Establish a routine after every appointment.
Kids thrive on routine. It helps them feel safe, secure, and confident, so establishing a routine around their appointments with the orthodontist can help ease their anxiety. Plan a pain-relieving strategy before your child receives their braces, such as using over-the-counter pain medication and orthodontic wax. This ensures you’ll have everything your child needs, even if they end up more uncomfortable than you predicted.

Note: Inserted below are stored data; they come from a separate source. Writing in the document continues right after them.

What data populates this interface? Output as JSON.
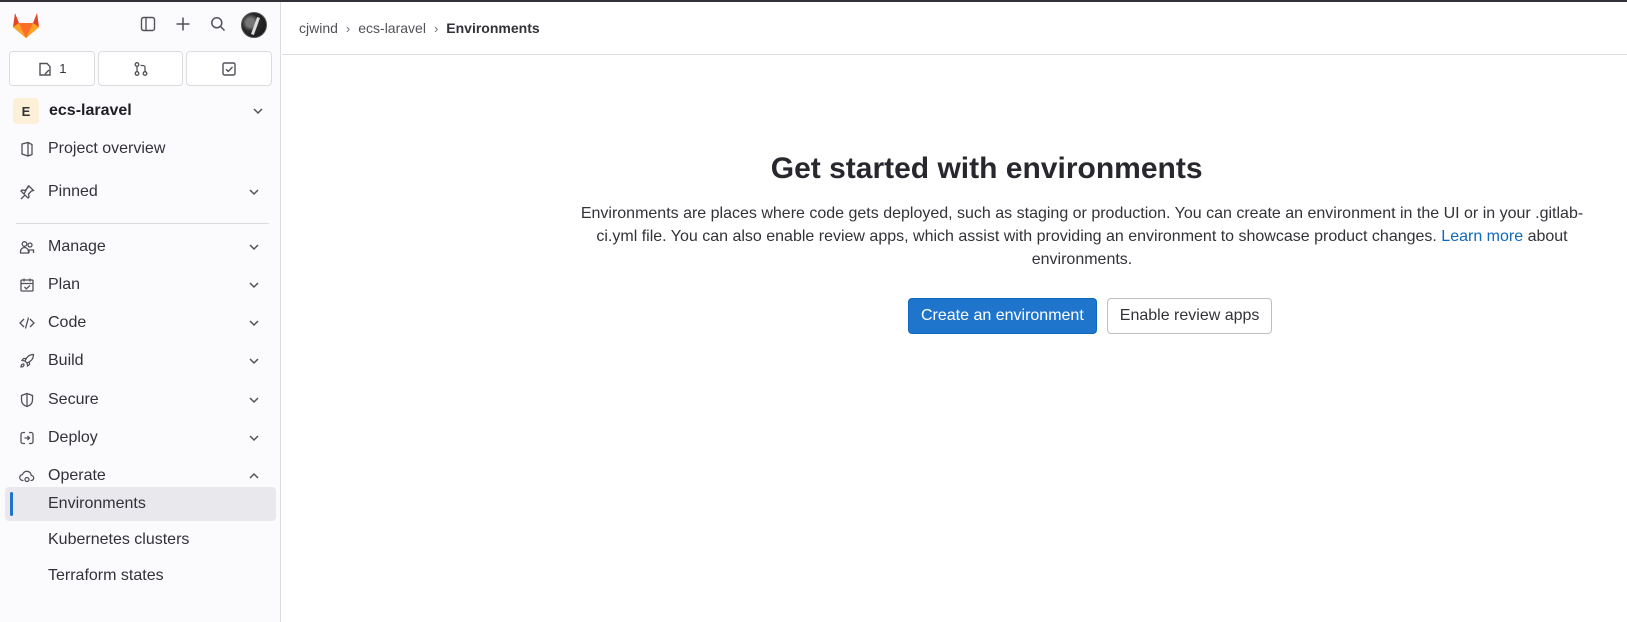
{
  "header": {
    "counters": [
      {
        "icon": "issue-icon",
        "count": "1"
      },
      {
        "icon": "merge-request-icon",
        "count": ""
      },
      {
        "icon": "todo-icon",
        "count": ""
      }
    ]
  },
  "project": {
    "initial": "E",
    "name": "ecs-laravel"
  },
  "sidebar": {
    "items": [
      {
        "label": "Project overview",
        "icon": "project-icon"
      },
      {
        "label": "Pinned",
        "icon": "pin-icon"
      },
      {
        "label": "Manage",
        "icon": "users-icon"
      },
      {
        "label": "Plan",
        "icon": "calendar-icon"
      },
      {
        "label": "Code",
        "icon": "code-icon"
      },
      {
        "label": "Build",
        "icon": "rocket-icon"
      },
      {
        "label": "Secure",
        "icon": "shield-icon"
      },
      {
        "label": "Deploy",
        "icon": "deploy-icon"
      },
      {
        "label": "Operate",
        "icon": "cloud-gear-icon"
      }
    ],
    "subitems": [
      {
        "label": "Environments",
        "active": true
      },
      {
        "label": "Kubernetes clusters",
        "active": false
      },
      {
        "label": "Terraform states",
        "active": false
      }
    ]
  },
  "breadcrumb": [
    "cjwind",
    "ecs-laravel",
    "Environments"
  ],
  "empty_state": {
    "title": "Get started with environments",
    "description_before": "Environments are places where code gets deployed, such as staging or production. You can create an environment in the UI or in your .gitlab-ci.yml file. You can also enable review apps, which assist with providing an environment to showcase product changes. ",
    "link": "Learn more",
    "description_after": " about environments.",
    "primary_button": "Create an environment",
    "secondary_button": "Enable review apps"
  },
  "colors": {
    "accent": "#1f75cb",
    "link": "#1068bf",
    "sidebar_bg": "#fbfafd"
  }
}
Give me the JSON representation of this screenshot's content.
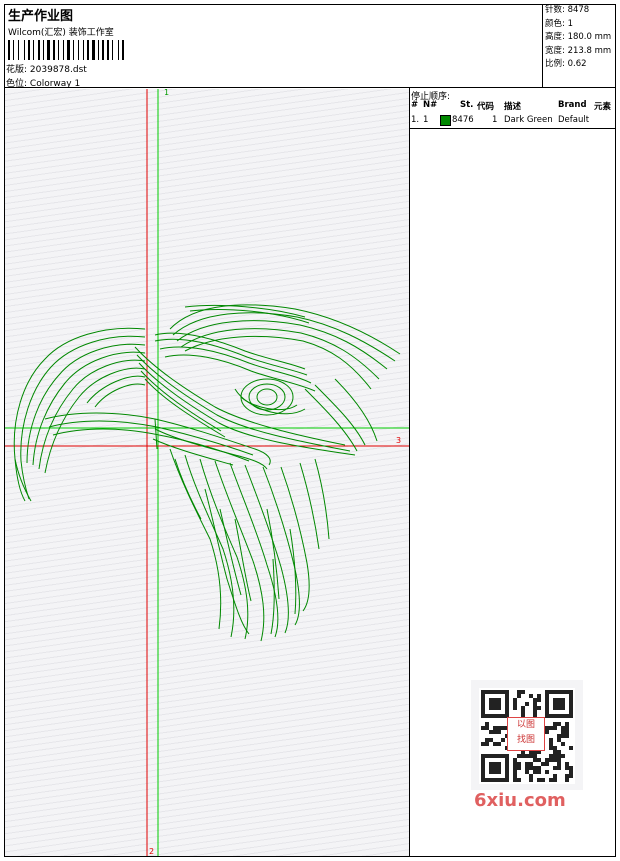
{
  "header": {
    "title": "生产作业图",
    "company": "Wilcom(汇宏) 装饰工作室",
    "design_label": "花版:",
    "design_file": "2039878.dst",
    "colorway_label": "色位:",
    "colorway": "Colorway 1"
  },
  "stats": {
    "stitches_label": "针数:",
    "stitches": "8478",
    "colors_label": "颜色:",
    "colors": "1",
    "height_label": "高度:",
    "height": "180.0 mm",
    "width_label": "宽度:",
    "width": "213.8 mm",
    "ratio_label": "比例:",
    "ratio": "0.62"
  },
  "stop_sequence": {
    "title": "停止顺序:",
    "columns": [
      "#",
      "N#",
      "St.",
      "代码",
      "描述",
      "Brand",
      "元素"
    ],
    "rows": [
      {
        "index": "1.",
        "needle": "1",
        "stitches": "8476",
        "code": "1",
        "description": "Dark Green",
        "brand": "Default",
        "color": "#008800"
      }
    ]
  },
  "axes": {
    "label_1": "1",
    "label_2": "2",
    "label_3": "3"
  },
  "colors": {
    "thread": "#008800",
    "red_axis": "#e00000",
    "green_axis": "#00cc00"
  },
  "qr_logo_text": "以图",
  "qr_logo_text2": "找图",
  "watermark": "6xiu.com"
}
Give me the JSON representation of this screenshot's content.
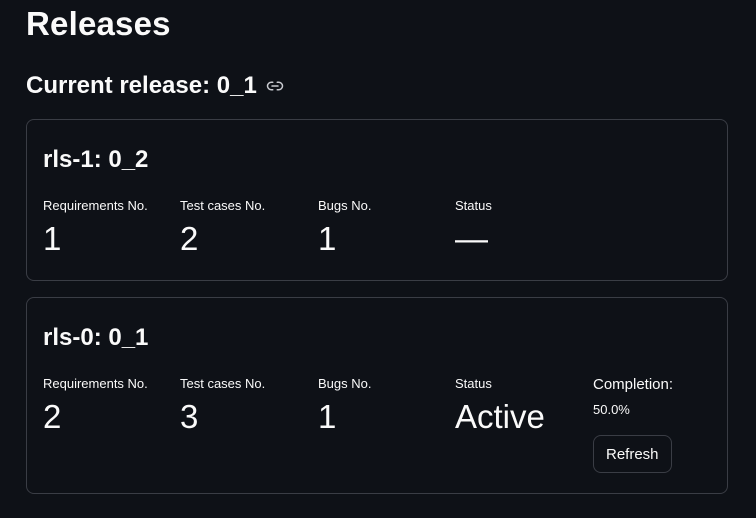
{
  "page": {
    "title": "Releases"
  },
  "current_release": {
    "heading": "Current release: 0_1",
    "link_icon": "link-icon"
  },
  "releases": [
    {
      "title": "rls-1: 0_2",
      "metrics": [
        {
          "label": "Requirements No.",
          "value": "1"
        },
        {
          "label": "Test cases No.",
          "value": "2"
        },
        {
          "label": "Bugs No.",
          "value": "1"
        },
        {
          "label": "Status",
          "value": "—"
        }
      ]
    },
    {
      "title": "rls-0: 0_1",
      "metrics": [
        {
          "label": "Requirements No.",
          "value": "2"
        },
        {
          "label": "Test cases No.",
          "value": "3"
        },
        {
          "label": "Bugs No.",
          "value": "1"
        },
        {
          "label": "Status",
          "value": "Active"
        }
      ],
      "completion_label": "Completion:",
      "completion_value": "50.0%",
      "refresh_label": "Refresh"
    }
  ],
  "colors": {
    "background": "#0e1117",
    "text": "#fafafa",
    "border": "#3a3d45"
  }
}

Additionally, it’s a great idea to work in a small reward after each appointment. You know what rewards might work best for your child, but avoid any food-related rewards that include sugary food or beverages. You could cook their favorite meal for dinner that night, make an extra trip to the library for a new book, or spend an extra 15 minutes reading together that evening or playing their favorite board or card game with them. No matter what you choose, the goal is to give your child something to look forward to after the appointment; this tends to make the appointment more enjoyable or, at the very least, encourages them to cooperate readily with their orthodontist throughout the appointment.
Discuss the long-term benefits of braces.
Another simple way you can ease your child’s anxiety about braces is to sit down with them and discuss the long-term benefits that braces can bring them. Kids are smart, so give them real, specific benefits instead of vague promises like, “You’ll be grateful later.” You’ll want to tailor this explanation to your child’s individual case, but braces often improve the symmetry of patients’ faces, create room for previously overcrowded teeth, and help teeth to look and function better. Braces can decrease the number of orthodontic treatments your child may need in the future—especially when they’re placed early to prevent issues like overcrowding from becoming severe. Additionally, since straight teeth are easier to clean properly, your child will likely experience improved oral health and a boost in confidence when their braces are removed to reveal a straight, even smile.
While a few of these benefits may be hard for them to understand initially, they’ll understand the basics—braces will improve their oral health for years to come and will give them a beautiful smile that will last them a lifetime if they care for it properly. If your child is having a hard time grasping the benefits, you can show them pictures of people who have had braces before; dig out pictures of yourself before and after braces or even show your child pictures of their favorite celebrities, many of whom have had braces or other orthodontic treatments in order to achieve their beautiful smiles. This will enable your child to visualize the kinds of changes their teeth will undergo, making the benefits that much more real.
Getting braces can be scary for your kid for many reasons; kids often wrestle with the uncertainty surrounding the procedure itself, worrying that it’ll be painful, and deal with fear surrounding how their peers will react. While you may not be able to erase their uncertainty completely, there is a great deal you can do to ease their concerns and to make the process a little bit more fun. In the end, your child will be glad for the time they spent with braces—and for the memories you made with them along the way!